Beyond SpaceX: Five companies seeking to change space travel

On May 19, SpaceX will attempt to become the first private company to dock a capsule with the space station. Since the space shuttle Columbia disaster in 2003, Presidents Bush and Obama have directed NASA to turn the job of transporting cargo and crew to the station over to private firms.

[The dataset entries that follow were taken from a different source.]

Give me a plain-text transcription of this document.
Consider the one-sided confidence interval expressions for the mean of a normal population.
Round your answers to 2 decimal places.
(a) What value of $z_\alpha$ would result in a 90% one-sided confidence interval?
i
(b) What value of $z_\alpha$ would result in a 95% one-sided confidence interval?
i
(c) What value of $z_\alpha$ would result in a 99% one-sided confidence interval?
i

NASA already has $3.5 billion in cargo contracts with two rocket makers – SpaceX and Orbital Sciences Corporation – and has added $270 million in seed money to four companies to develop technologies to transport crews. This summer, NASA expects to provide additional money to help private space companies develop full-scale systems. Here are the key players:

1. Space Exploration Technologies Corporation (SpaceX)

Kim Shiflett/NASA/AP/File
The SpaceX Dragon capsule is lifted to be placed atop its cargo ring inside a processing hangar at Cape Canaveral Air Force Station in Florida in this Nov. 16, 2011, photo.

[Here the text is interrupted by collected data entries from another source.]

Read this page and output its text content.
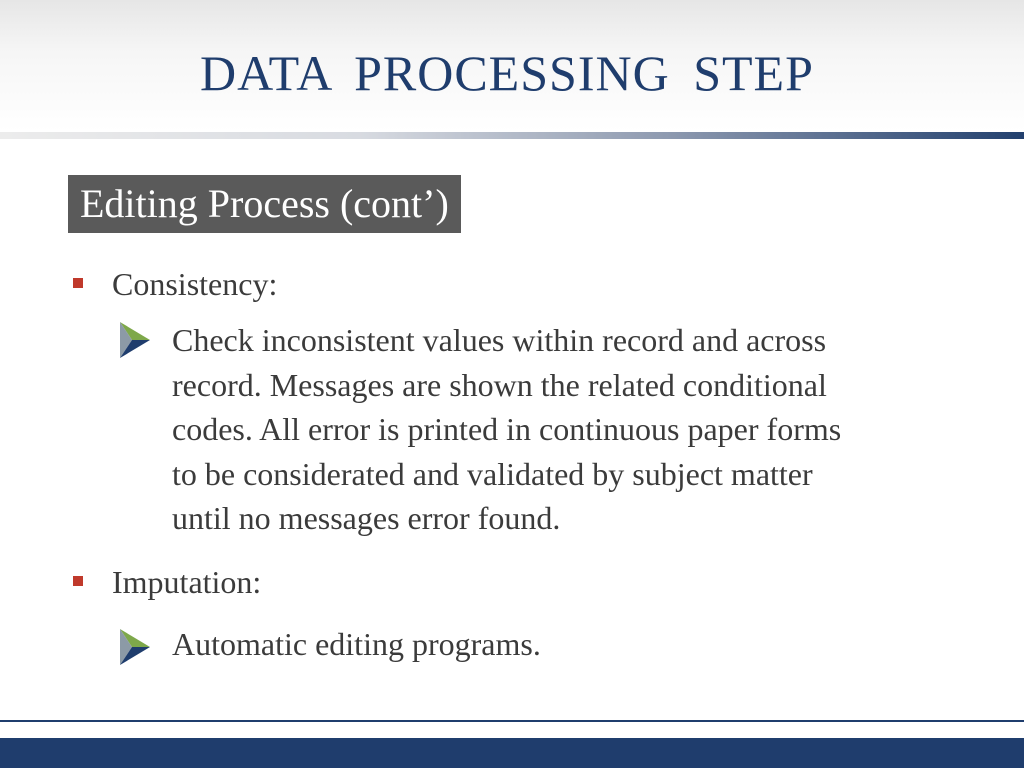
DATA PROCESSING STEP
Editing Process (cont’)
Consistency:

Check inconsistent values within record and across

record. Messages are shown the related conditional

codes. All error is printed in continuous paper forms

to be considerated and validated by subject matter

until no messages error found.

Imputation:

Automatic editing programs.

SpaceX was founded in 2002 by Elon Musk, a co-founder of the online payment service, PayPal. Mr. Musk's team has developed rockets aimed at driving down the cost of launching payloads and people into space.

In 2008, after three failures, the company's two-stage Falcon 1 rocket became the first privately financed rocket to reach orbit. It lofted its first satellite in 2009.

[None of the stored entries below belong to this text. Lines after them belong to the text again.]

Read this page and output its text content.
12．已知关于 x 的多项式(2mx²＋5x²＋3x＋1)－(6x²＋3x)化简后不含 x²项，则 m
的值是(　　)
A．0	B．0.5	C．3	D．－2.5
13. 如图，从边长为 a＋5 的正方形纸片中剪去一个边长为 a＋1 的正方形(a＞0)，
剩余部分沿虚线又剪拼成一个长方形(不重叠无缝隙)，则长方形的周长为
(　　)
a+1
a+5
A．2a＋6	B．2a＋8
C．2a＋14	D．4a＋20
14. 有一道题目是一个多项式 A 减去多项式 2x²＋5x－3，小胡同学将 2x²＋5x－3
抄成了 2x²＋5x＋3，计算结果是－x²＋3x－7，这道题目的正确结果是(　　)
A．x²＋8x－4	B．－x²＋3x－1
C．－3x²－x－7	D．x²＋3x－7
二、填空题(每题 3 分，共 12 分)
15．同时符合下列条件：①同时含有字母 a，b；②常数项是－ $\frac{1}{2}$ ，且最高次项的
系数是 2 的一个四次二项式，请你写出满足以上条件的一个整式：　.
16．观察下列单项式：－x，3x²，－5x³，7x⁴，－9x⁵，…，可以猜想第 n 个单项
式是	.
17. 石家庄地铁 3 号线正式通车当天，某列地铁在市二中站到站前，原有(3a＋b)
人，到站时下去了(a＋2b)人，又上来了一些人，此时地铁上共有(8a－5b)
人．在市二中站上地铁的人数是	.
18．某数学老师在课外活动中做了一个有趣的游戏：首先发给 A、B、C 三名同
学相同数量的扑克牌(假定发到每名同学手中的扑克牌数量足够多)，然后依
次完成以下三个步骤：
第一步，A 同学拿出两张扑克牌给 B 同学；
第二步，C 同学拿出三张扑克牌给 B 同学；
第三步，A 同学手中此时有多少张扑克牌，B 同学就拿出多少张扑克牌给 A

The company's next model, the Falcon 9, is designed to be the workhorse for space-station resupply missions and for launching commercial satellites. As a resupply ship, it's topped by a capsule (called Dragon) designed to carry cargo and – in the future – space-station crew members. So far, NASA has spent $75 million on the company's efforts to develop the human-transportation portion of its efforts.

Falcon 9 aced its first test launch in June 2010, topped with a dummy capsule. A second launch six months later put the company into the record books as the first privately financed rocket maker to orbit and recovery a capsule. 

As early as the end of this year, SpaceX plans to test its next rocket, the Falcon Heavy, in a launch from Vandenberg Air Force Base in California. It's designed to loft up to 53 metric tons of cargo to low-Earth orbit, more than twice the capacity of the space shuttle. It would be the most powerful rocket in the US stable since NASA's Saturn V first launched astronauts to the moon's surface in 1969.